Teachers were always "mean" to my brother except for one that I liked too, she was sweet and read stories to the class, I loved the stories she read, and she read them so well too, I could get lost in those stories and not have to think about all the other challenges I had to deal with constantly.
I have mentioned before that my brother got so bad that he sucked his thumb all night long, he did so loudly and feverishly that his lips would swell and bleed and blister. My parents tried to put something bad tasting on his thumbs, it didn't work, he sucked his thumb anyway. He also peed his bed and the floor too, my mother had to make his bed with shower curtains and lay them on the floor. She would go in there and have to change his bed every day and I could hear her crying.
My brother had to face the bullying on the bus about his lips too, they called him big lips. It was so bad but never "once" did that bus driver turn around and stop it, I remember him looking at it through the rear view mirror, but he would look away and
keep on driving. I always felt so sorry for him but as I mentioned, I had to learn how to know when he was going to have to rage it all out.
He was scrawny, but a miracle happened, he grew and he got bigger than the other boys. When that happened he began to fight back and they all knew he would be
coming for them one by one. But, he still struggled in school and got in trouble.
Then my parents found him a tutor and for the very first time someone helped him and was "nice to him", and I got a break. He began to change and do better and began to have more self esteem, I could see it, and I felt so happy for him, so happy that someone else saw what I saw, did what I wanted to see happen for him for so many years.
That is what I wanted to be for my students, I wanted them to walk away from me with that same look that I had seen in my older brother, I didn't know what that was, that
it had a name, "self esteem". I wanted that for my husband who also struggled in school because he had dyslexia, and another challenge I did not know about and really wish I had called "compulsive ADHD". He had wanted to work with children too, he wanted to be a special ed teacher but he struggled in college because of his dyslexia, and there was no real help for that back then. I stayed with him because I wanted to find a way to help him too, I trained a beautiful white pony for him to take out so he could be with children. That really helped him so much, it filled that niche and he certainly was very popular with his white pony. When that pony was so badly damaged,
that he could no longer do that, I found my husband crying in the woods.

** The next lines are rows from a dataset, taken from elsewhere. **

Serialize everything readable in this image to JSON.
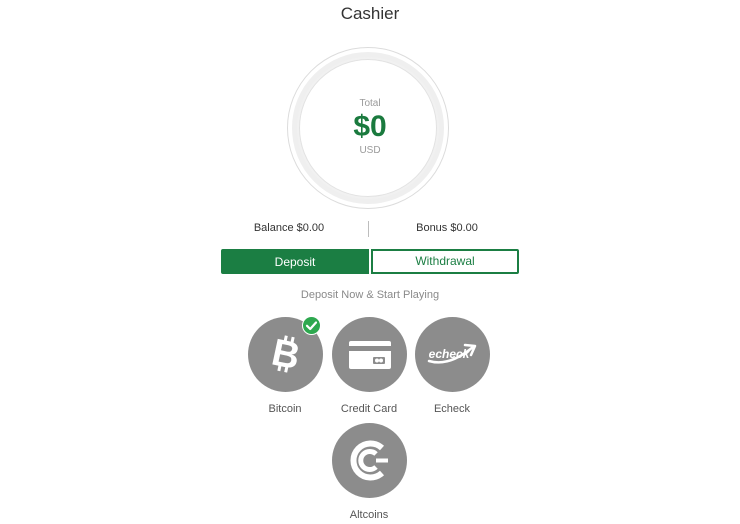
{
  "page": {
    "title": "Cashier"
  },
  "summary": {
    "total_label": "Total",
    "total_amount": "$0",
    "currency": "USD",
    "balance": "Balance $0.00",
    "bonus": "Bonus $0.00"
  },
  "tabs": {
    "deposit": "Deposit",
    "withdrawal": "Withdrawal",
    "active": "deposit"
  },
  "deposit": {
    "subtitle": "Deposit Now & Start Playing",
    "methods": [
      {
        "label": "Bitcoin",
        "icon": "bitcoin-icon",
        "selected": true
      },
      {
        "label": "Credit Card",
        "icon": "credit-card-icon",
        "selected": false
      },
      {
        "label": "Echeck",
        "icon": "echeck-icon",
        "selected": false
      },
      {
        "label": "Altcoins",
        "icon": "altcoins-icon",
        "selected": false
      }
    ],
    "echeck_logo_text": "echeck"
  },
  "colors": {
    "brand_green": "#1b7e43",
    "amount_green": "#1a7a3e",
    "check_green": "#2ea84f",
    "method_gray": "#8c8c8c"
  }
}
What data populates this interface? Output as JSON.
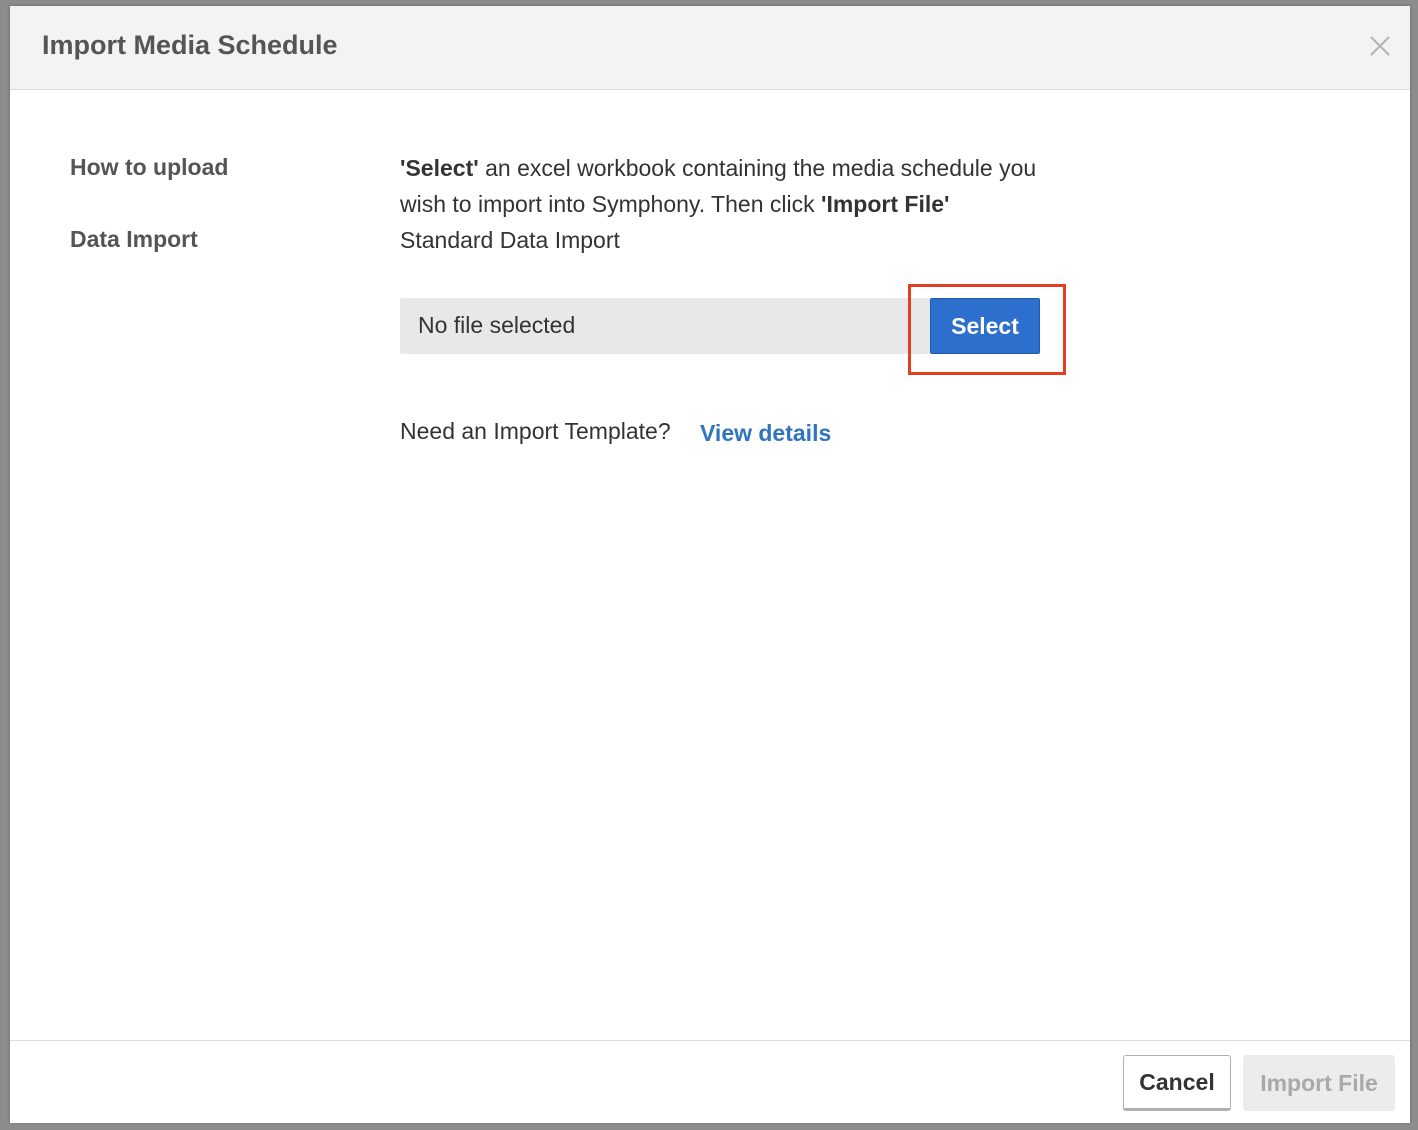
{
  "dialog": {
    "title": "Import Media Schedule"
  },
  "how_to_upload": {
    "label": "How to upload",
    "text_part1_bold": "'Select'",
    "text_part2": " an excel workbook containing the media schedule you wish to import into Symphony. Then click ",
    "text_part3_bold": "'Import File'"
  },
  "data_import": {
    "label": "Data Import",
    "value": "Standard Data Import"
  },
  "file_picker": {
    "status": "No file selected",
    "select_label": "Select"
  },
  "template": {
    "question": "Need an Import Template?",
    "link_label": "View details"
  },
  "footer": {
    "cancel_label": "Cancel",
    "import_label": "Import File"
  },
  "colors": {
    "primary": "#2c6fcd",
    "link": "#2f74bf",
    "highlight": "#e23e1f"
  }
}
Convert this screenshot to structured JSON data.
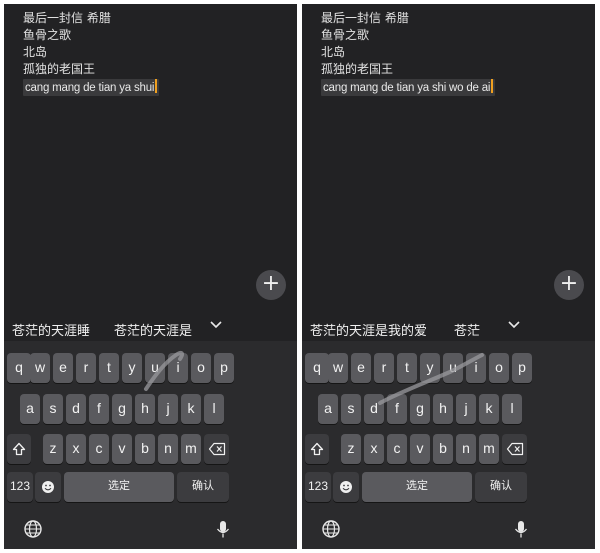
{
  "panels": [
    {
      "id": "left",
      "notes": [
        "最后一封信 希腊",
        "鱼骨之歌",
        "北岛",
        "孤独的老国王"
      ],
      "input_text": "cang mang de tian ya shui",
      "candidates": [
        "苍茫的天涯睡",
        "苍茫的天涯是"
      ],
      "keys": {
        "row1": [
          "q",
          "w",
          "e",
          "r",
          "t",
          "y",
          "u",
          "i",
          "o",
          "p"
        ],
        "row2": [
          "a",
          "s",
          "d",
          "f",
          "g",
          "h",
          "j",
          "k",
          "l"
        ],
        "row3": [
          "z",
          "x",
          "c",
          "v",
          "b",
          "n",
          "m"
        ],
        "num_label": "123",
        "space_label": "选定",
        "enter_label": "确认"
      }
    },
    {
      "id": "right",
      "notes": [
        "最后一封信 希腊",
        "鱼骨之歌",
        "北岛",
        "孤独的老国王"
      ],
      "input_text": "cang mang de tian ya shi wo de ai",
      "candidates": [
        "苍茫的天涯是我的爱",
        "苍茫"
      ],
      "keys": {
        "row1": [
          "q",
          "w",
          "e",
          "r",
          "t",
          "y",
          "u",
          "i",
          "o",
          "p"
        ],
        "row2": [
          "a",
          "s",
          "d",
          "f",
          "g",
          "h",
          "j",
          "k",
          "l"
        ],
        "row3": [
          "z",
          "x",
          "c",
          "v",
          "b",
          "n",
          "m"
        ],
        "num_label": "123",
        "space_label": "选定",
        "enter_label": "确认"
      }
    }
  ],
  "icons": {
    "fab": "plus-icon",
    "expand": "chevron-down-icon",
    "shift": "shift-icon",
    "backspace": "backspace-icon",
    "emoji": "emoji-icon",
    "globe": "globe-icon",
    "mic": "microphone-icon"
  },
  "colors": {
    "background": "#222224",
    "keyboard": "#2b2b2d",
    "key": "#5a5a5e",
    "func_key": "#3c3c3f",
    "caret": "#f0a020",
    "text": "#e2e2e2"
  }
}
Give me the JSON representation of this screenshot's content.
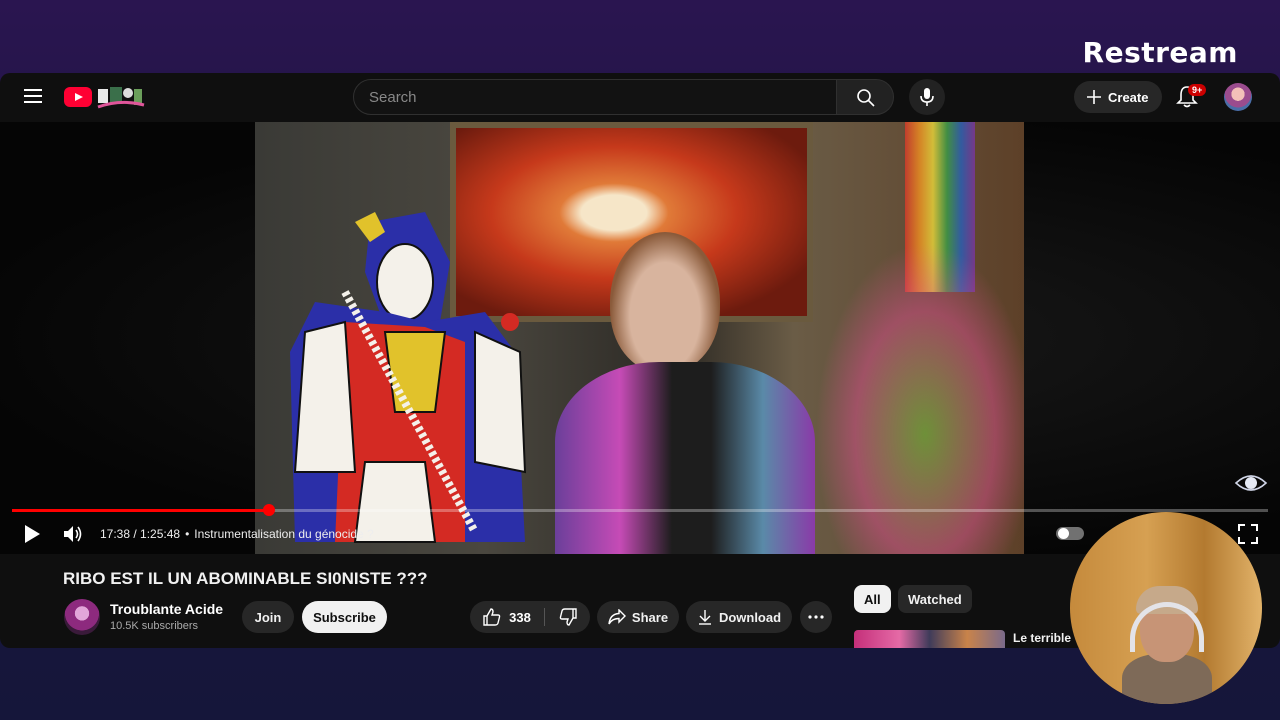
{
  "overlay": {
    "brand": "Restream"
  },
  "header": {
    "search_placeholder": "Search",
    "create_label": "Create",
    "notification_badge": "9+"
  },
  "player": {
    "current_time": "17:38",
    "duration": "1:25:48",
    "time_display": "17:38 / 1:25:48",
    "chapter": "Instrumentalisation du génocide ?",
    "progress_fraction": 0.205,
    "colors": {
      "progress": "#ff0000",
      "accent": "#ff0033"
    }
  },
  "video": {
    "title": "RIBO EST IL UN ABOMINABLE SI0NISTE ???",
    "channel_name": "Troublante Acide",
    "subscribers": "10.5K subscribers",
    "join_label": "Join",
    "subscribe_label": "Subscribe",
    "likes": "338",
    "share_label": "Share",
    "download_label": "Download"
  },
  "sidebar": {
    "chips": [
      "All",
      "Watched"
    ],
    "recommendation_title": "Le terrible"
  }
}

I also spent a lot of time with my daughter who also had dyslexia, she just happened to
love riding and was good at it. I supported that because of how she struggled in school and the riding helped her with her self esteem too. The other children made fun of my daughter because of the dyslexia, so because she did well with the riding, I did everything I could to keep her busy with that. I also took her to school a lot so she would not have to ride the bus, I picked her up from school too and took her to riding lessons, that was very expensive, but I kept working constantly so she could have that. Yes, there were things we dealt with in our home too, things we didn't talk about either. People on the outside looking in would make comments, even be disrespectful, yet we all kept trying and working at it.
As I read the stories here, I feel so bad for those who struggled, it sure was not fair and
yes, we are not supposed to talk about it either. I am sorry for that, and I am so glad
to see that happening here so we can all hear we are not alone with the challenges we
all had. I think that is important to our healing too.